I think Mr. Green may have come frightfully close to living a videogame nerds ultimate fantasy.

“What? You didn’t like Baldur’s Gate? Here’s something else you might not like; You’re fucking fired. Clean out your desk, you dumbshit plebe.”

In literary criticism (as well as other forms, I suppose), there is always some debate on what form is the proper criticism. Should the reviewer judge the work on what it does, what it attempts to do, or what it ought to do? It’s a dubious action to fire a critic solely because she’s “lost touch” or has a “negative bias against newer” whatever. Now, as Jeff Green stated, Scorpia had become a bit belligerent, and (not his implication) possibly she got a little full of herself; well, then, there’s a reason to fire a critic.

But with all the reviewers and editors here, I’m surprised the “out of touch” argument is carrying this much weight. Look at Deus Ex and the polarity that has among some critics (noteably Tom Chick v. the world). The reason is because Deus Ex didn’t focus itself and therefore may have flummoxed critics with expectations of what it should be, but it also may have gained much undeserved praise from those who judge a game by what it attempted to accomplish, regardless of how well it accomplished all those goals.

Mark makes an interesting point here about whether a critic should reflect what is currently popular or uphold some personal standard. I believe the latter, and that’s what I think was Scorpia’s strength. Of course, if a critic becomes intentionally contrary to popular opinion, then their review is as worthless as a gushy press release.

I can’t speak for Mr. Green per se, but I don’t believe that’s exactly what he said. I believe he was trying to say that Scorpia really had only one contact at the magazine, which was Johnny Wilson; she worked for/with him personally, had a long-standing relationship of trust with him, and found it very difficult to find common ground with other staffers when he was gone.

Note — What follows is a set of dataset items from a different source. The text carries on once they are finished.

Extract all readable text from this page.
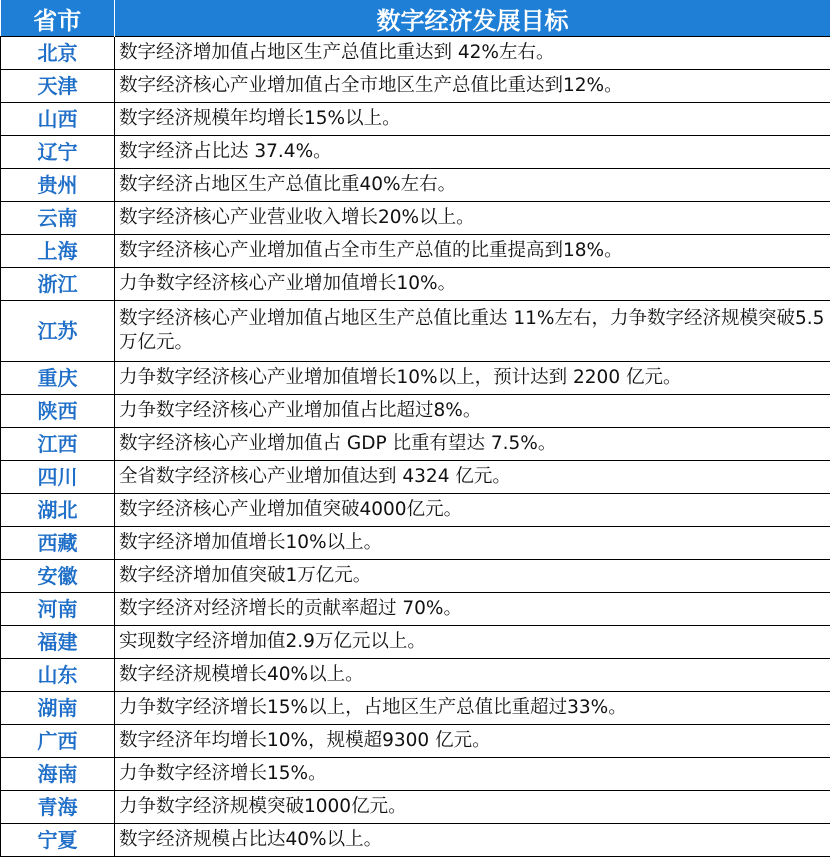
省市	数字经济发展目标
北京	数字经济增加值占地区生产总值比重达到 42%左右。
天津	数字经济核心产业增加值占全市地区生产总值比重达到12%。
山西	数字经济规模年均增长15%以上。
辽宁	数字经济占比达 37.4%。
贵州	数字经济占地区生产总值比重40%左右。
云南	数字经济核心产业营业收入增长20%以上。
上海	数字经济核心产业增加值占全市生产总值的比重提高到18%。
浙江	力争数字经济核心产业增加值增长10%。
江苏	数字经济核心产业增加值占地区生产总值比重达 11%左右，力争数字经济规模突破5.5万亿元。
重庆	力争数字经济核心产业增加值增长10%以上，预计达到 2200 亿元。
陕西	力争数字经济核心产业增加值占比超过8%。
江西	数字经济核心产业增加值占 GDP 比重有望达 7.5%。
四川	全省数字经济核心产业增加值达到 4324 亿元。
湖北	数字经济核心产业增加值突破4000亿元。
西藏	数字经济增加值增长10%以上。
安徽	数字经济增加值突破1万亿元。
河南	数字经济对经济增长的贡献率超过 70%。
福建	实现数字经济增加值2.9万亿元以上。
山东	数字经济规模增长40%以上。
湖南	力争数字经济增长15%以上，占地区生产总值比重超过33%。
广西	数字经济年均增长10%，规模超9300 亿元。
海南	力争数字经济增长15%。
青海	力争数字经济规模突破1000亿元。
宁夏	数字经济规模占比达40%以上。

This happens to professional writers all the time when editors switch jobs, especially if they have a strong personal style. Most editors develope a “stable” of writers who they trust and respect; it is often difficult for a new editor to run a previous editor’s stable, so often they “clean house” when their predecessors leave. For that matter, writers also have been known to jump ship with their old editor to new publications; it’s actually not all that common for any writer to be more loyal to a masthead than they are to the individual editor.

In Scorpia’s case, I believe that there were additional problems. But speaking as someone who was there toward the end of her heyday, I am not so sure that she was “full of herself”–I’ve never met a writer yet who would refuse a free expenses-paid trip to San Francisco out of arrogance. There was something else going on there; I have no idea what it was, but it was all very mysterious. I would suspect that she was pathologically shy, or there was some issue with her privacy or identity. Heck, for all I know she was a pseudonymous female alter-ego for Johnny Wilson. Lol…which would explain why she never wanted to show any pictures of herself! I don’t think Johnny would have made a good drag queen.